Ernest Hemingway, En nuestro tiempo, Barcelona, Lumen, 2018. Traducción de Rolando Costa Picazo. (In Our Time, 1925).

         Volumen de cuentos protagonizados en su mayoría por Nick Adams, al que debe suponérsele, yo al menos lo hago, la condición del alter ego del autor. Puede que me equivoque porque no he tenido la previsión de releer la biografía de Hemingway antes de ponerme a escribir estas líneas, simples notas de lectura, pero muchos de los cuentos presuponen un conocimiento experiencial de lo narrado. Recuerdo lo esencial de su biografía, que viajó mucho por Europa, que era pescador, vivió guerras y murió suicidado, pero de su infancia, esa etapa de la existencia humana tan definitoria de nuestros gustos y actitudes antes la vida, no tengo ni idea. Tampoco es imprescindible tenerla para disfrutar de la lectura, obviamente. Parece que la mejor forma de hacerlo es no saber nada de su autor, ni preocuparse lo más mínimo por saberlo. Ser capaz de separar totalmente al autor de la obra o, mejor aún, a la crítica de la obra. Solo después de leerla, y si a uno le apetece, puede leer sobre ella. Creo que es mejor así. Esta edición de En nuestro tiempo, la primera traducción al castellano según parece, viene acompañada por un interesantísimo prólogo de Ricardo Piglia, quizá uno de los últimos trabajos de la vida del novelista argentino.

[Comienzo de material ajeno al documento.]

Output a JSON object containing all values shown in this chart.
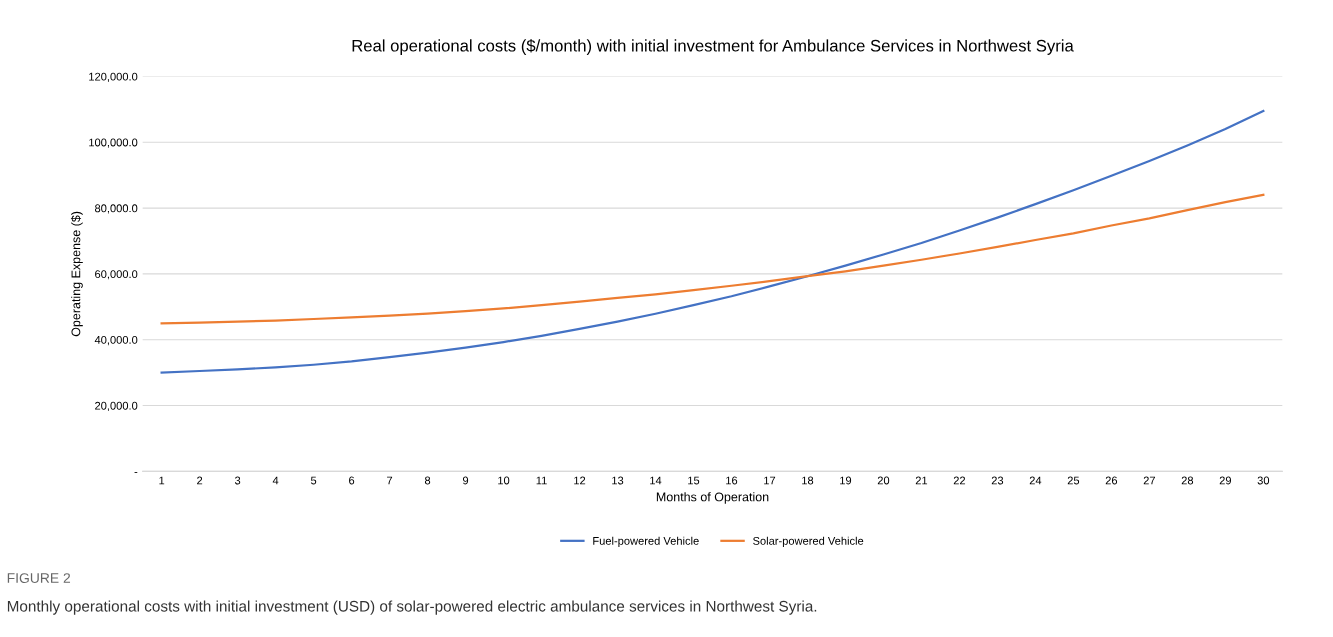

         En nuestro tiempo está compuesto por unos treinta relatos, la mitad de ellos de extensión apreciable —quince, veinte páginas— y la otra mitad de extensión mínima, un par de párrafos. Los de uno y otro tipo van intercalados. Muchos de los del tipo mínimo son impresionantes por la capacidad que tienen de sugerir, de abrir la ventana a un mundo de emociones y sensaciones fuertes solo durante unos segundos. Algunos de estos relatos cortísimos, no sé si llamarlos microrrelatos, están inspirados en el mundo de la tauromaquia. Describen momentos tanto de la corrida como de la vida de los toreros, teniendo especial predilección por los cuadros más violentos o sangrientos, como aquel que describe de forma fría, casi de científico, cómo se mueve el caballo del picador después de haber sido corneado por el toro en el abdomen, época aquella de las corridas conocida por el autor en la que los equinos aún no llevaban peto protector. Pueden imaginar algo.
         Hemingway ambienta sus cuentos en España, en Italia, en Grecia, en medio de los bosques norteamericanos o en una reserva india. El protagonista habitual es Nick. Nick niño, Nick jovencito y Nick ya hecho hombre. Los relatos del libro protagonizados por niños son especialmente interesantes como muestra de cómo ponerse en su piel, cómo contar la historia desde su punto de vista, algo que no nos debía costar mucho esfuerzo porque todos hemos sido niños, aunque algunos parezcan haber nacido ya avejentados y sin imaginación. A menudo las situaciones narradas son violentas, reflejos de mundos crueles y descarnados.
         El relato titulado El luchador comienza de manera sumamente seductora. Lo hace, por supuesto, in media res, la forma más efectiva de hacerlo. En este caso se trata de aquel en el que alguien del que no sabemos nada —solo que acaba de ser expulsado de noche de un tren en marcha—, se incorpora junto a la vía y comienza a hacer balance de daños. Otros relatos, los dos últimos, cuentan la historia del hombre que busca la soledad de la naturaleza para curar sus heridas anímicas. Alguno está ambientado en el mundo de los hipódromos y el amaño de carreras. El libro ofrece una gran variedad. Pero lo mejor de todo, como subraya Piglia, es el estilo. La concisión es su principal rasgo. Las frases son cortas. No hay adornos, metáforas, adjetivos y otras «delicadezas». Hemingway describe un mundo duro, cruel, con un lenguaje lo más alejado que pueda imaginarse del amaneramiento. Es directo. A veces brutal. Pero tiene la virtud de llegar siempre de manera rápida a la mente del lector, que no necesita esforzarse en desenredar frases de sintaxis inextricable.
Una lectura placentera para personas de acción obligadas a vivir de manera sedentaria, como muchos de nosotros.